Extract text from an image

I have watched a lot of webcasts about Microsoft Dynamics 365 for Operations and Finance. As a trainer, I’m able to archive some of these webcasts for reference purpose. But how can I find a specific topic in this pile of webcasts? Is there a way so that I can use the “Search through file content” option of Total Commander?

The first step for me is to grab protable network graphic images from a webcast. I used ffMpeg to grab stills from a webcast webcast. Then I deleted duplicate images and all images that didn’t show a presentation slide.

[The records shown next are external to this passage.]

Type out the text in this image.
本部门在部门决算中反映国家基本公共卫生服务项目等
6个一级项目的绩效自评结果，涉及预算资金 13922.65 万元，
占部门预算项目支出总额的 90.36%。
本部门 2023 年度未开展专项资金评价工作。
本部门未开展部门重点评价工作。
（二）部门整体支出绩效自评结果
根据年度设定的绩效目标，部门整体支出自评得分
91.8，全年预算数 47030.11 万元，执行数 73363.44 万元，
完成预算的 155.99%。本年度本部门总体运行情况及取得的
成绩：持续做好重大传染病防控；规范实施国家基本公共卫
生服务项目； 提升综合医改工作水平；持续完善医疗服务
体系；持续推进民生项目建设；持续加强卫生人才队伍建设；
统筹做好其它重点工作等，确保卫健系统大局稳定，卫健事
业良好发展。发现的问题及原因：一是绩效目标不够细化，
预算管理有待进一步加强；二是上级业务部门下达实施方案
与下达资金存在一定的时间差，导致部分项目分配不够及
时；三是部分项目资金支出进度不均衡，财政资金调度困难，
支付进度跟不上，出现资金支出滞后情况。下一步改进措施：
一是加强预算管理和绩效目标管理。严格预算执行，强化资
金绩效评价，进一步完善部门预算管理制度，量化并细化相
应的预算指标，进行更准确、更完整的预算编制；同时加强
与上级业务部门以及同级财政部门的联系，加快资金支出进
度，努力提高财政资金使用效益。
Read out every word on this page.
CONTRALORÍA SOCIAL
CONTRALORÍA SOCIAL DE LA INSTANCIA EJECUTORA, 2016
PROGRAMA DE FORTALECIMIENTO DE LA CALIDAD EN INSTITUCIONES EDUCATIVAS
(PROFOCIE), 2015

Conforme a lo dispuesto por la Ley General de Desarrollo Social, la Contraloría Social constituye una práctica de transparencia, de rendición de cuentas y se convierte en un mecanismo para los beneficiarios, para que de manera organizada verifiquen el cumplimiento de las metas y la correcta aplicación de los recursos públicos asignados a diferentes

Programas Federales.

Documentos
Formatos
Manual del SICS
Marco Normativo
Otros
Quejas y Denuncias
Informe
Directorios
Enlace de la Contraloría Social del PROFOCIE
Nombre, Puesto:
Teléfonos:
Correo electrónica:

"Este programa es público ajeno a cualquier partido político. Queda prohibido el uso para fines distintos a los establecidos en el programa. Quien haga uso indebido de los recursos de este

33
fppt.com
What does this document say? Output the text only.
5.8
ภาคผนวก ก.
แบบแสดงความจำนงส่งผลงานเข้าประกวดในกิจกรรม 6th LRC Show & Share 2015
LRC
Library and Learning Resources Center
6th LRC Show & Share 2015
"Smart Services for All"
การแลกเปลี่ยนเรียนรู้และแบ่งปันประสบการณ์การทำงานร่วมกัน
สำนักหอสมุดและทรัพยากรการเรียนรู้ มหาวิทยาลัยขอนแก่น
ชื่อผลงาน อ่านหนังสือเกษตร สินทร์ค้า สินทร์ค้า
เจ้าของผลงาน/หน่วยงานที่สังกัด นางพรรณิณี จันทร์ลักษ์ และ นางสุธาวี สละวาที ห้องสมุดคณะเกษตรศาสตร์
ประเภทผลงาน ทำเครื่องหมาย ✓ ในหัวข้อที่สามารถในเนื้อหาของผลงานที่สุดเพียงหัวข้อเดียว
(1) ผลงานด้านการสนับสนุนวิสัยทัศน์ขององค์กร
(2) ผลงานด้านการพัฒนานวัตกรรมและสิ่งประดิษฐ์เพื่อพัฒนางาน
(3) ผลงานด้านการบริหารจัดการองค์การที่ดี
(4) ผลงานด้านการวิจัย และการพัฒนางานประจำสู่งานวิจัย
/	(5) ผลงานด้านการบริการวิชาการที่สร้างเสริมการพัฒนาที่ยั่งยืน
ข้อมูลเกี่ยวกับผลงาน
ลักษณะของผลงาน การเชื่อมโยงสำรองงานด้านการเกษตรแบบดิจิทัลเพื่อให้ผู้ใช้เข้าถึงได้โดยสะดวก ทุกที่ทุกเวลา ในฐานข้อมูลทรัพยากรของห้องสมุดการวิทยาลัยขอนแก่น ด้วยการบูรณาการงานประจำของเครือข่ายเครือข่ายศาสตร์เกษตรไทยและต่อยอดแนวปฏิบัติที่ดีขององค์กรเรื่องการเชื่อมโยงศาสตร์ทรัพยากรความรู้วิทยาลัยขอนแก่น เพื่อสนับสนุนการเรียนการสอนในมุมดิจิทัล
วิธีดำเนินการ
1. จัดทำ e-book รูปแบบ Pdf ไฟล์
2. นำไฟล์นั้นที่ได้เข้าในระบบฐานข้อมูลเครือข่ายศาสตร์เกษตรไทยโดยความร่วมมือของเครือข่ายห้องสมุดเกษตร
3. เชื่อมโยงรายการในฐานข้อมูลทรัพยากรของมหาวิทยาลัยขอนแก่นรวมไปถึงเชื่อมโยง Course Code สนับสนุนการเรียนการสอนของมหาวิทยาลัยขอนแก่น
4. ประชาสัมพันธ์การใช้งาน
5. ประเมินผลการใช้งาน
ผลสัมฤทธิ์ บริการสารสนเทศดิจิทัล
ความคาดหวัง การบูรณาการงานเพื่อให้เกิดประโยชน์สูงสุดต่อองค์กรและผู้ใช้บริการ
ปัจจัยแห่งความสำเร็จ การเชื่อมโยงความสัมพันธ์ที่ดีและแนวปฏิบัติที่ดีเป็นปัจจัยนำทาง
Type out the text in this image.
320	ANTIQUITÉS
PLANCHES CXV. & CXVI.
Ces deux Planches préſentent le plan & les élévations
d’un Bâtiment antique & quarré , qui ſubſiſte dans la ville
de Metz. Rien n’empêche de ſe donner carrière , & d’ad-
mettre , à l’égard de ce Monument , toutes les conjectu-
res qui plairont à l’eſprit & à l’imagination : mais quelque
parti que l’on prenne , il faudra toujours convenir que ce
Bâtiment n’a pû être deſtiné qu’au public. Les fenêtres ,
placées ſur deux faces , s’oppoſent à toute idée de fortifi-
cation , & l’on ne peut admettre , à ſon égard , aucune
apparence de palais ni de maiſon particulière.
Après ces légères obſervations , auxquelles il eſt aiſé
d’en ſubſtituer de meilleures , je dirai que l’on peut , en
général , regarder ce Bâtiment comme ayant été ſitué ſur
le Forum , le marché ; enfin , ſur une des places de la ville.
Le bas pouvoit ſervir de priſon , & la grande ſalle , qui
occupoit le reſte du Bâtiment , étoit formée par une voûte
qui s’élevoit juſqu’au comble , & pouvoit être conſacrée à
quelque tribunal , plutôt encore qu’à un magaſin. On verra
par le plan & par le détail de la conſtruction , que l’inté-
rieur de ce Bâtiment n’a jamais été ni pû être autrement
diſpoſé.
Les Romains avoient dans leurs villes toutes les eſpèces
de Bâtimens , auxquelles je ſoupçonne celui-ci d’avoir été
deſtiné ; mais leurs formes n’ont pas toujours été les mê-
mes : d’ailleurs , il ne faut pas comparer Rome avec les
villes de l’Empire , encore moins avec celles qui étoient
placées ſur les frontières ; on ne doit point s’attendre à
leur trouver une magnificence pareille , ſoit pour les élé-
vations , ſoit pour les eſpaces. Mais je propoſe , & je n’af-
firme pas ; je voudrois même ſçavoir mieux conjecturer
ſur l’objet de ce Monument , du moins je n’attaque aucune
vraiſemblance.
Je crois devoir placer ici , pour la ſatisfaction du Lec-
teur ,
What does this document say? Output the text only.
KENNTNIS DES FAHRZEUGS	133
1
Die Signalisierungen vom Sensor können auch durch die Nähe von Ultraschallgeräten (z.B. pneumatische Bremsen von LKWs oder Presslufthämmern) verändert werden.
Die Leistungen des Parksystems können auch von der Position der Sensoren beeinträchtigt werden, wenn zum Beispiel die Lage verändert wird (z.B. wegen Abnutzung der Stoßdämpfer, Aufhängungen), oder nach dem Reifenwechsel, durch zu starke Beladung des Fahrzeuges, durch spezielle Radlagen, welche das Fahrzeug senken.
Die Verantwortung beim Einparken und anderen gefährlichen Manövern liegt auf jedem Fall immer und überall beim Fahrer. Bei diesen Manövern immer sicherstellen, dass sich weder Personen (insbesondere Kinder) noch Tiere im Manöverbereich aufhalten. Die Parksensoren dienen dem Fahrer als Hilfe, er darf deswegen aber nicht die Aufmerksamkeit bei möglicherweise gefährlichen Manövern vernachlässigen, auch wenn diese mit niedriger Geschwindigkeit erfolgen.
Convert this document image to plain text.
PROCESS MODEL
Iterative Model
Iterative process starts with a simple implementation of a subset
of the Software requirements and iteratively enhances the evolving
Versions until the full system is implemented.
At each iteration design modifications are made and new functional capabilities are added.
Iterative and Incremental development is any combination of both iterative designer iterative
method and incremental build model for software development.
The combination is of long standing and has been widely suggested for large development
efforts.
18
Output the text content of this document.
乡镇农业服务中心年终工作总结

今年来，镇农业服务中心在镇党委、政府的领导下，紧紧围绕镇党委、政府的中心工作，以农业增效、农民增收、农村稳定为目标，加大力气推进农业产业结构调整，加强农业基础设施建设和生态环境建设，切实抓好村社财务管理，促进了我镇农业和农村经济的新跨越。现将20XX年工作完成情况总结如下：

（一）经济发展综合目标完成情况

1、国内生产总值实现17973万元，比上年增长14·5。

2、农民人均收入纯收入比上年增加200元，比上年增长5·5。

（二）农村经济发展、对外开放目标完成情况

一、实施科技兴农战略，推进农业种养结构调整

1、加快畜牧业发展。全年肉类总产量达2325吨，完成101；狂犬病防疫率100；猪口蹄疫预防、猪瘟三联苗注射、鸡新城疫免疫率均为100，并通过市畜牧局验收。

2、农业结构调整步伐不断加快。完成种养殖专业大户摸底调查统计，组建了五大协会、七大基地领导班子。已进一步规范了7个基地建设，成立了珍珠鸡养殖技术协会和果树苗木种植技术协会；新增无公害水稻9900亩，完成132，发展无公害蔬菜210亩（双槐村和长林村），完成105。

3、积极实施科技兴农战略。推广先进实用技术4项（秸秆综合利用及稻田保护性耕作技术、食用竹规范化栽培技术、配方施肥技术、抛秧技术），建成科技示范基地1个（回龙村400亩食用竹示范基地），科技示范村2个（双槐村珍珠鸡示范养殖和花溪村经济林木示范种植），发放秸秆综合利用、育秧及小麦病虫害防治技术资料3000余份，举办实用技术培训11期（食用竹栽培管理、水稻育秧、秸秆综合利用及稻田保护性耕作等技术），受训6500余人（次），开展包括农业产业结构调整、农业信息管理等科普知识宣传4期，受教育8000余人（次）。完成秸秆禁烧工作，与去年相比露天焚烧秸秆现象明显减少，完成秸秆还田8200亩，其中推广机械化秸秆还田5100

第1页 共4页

And last but not least I created a command line utility to help with the OCR process.

Download and unzip the command line utility

Open the command prompt on the unzipped folder:

  • In the explorer, select the unzipped folder
  • With the left shift pressed, select “open command window here”

Example 1. Scan one specific folder and create an output file within that folder.

png2text folder="c:\\Users\\botten\\Pictures\\MyTest\\"

Example 2. Scan one folder and define specific output file.

png2text folder="c:\\Users\\botten\\Pictures\\MyTest\\" outputfile="c:\\Users\\botten\\OCR\\20181212.txt""

The result file that is generated contains the textual information found in the image. The text will be surrounded by an XML tag. The XML tag is build up from the filename. After processing several images in a folder, I generated the output file and now I can search for key words.

Example

<png0>
Features of Dynamics 365 for Finance and Operations
</png0>

<png1>
Lifecycle Services
Predictable
Automated
Proactive
</png1>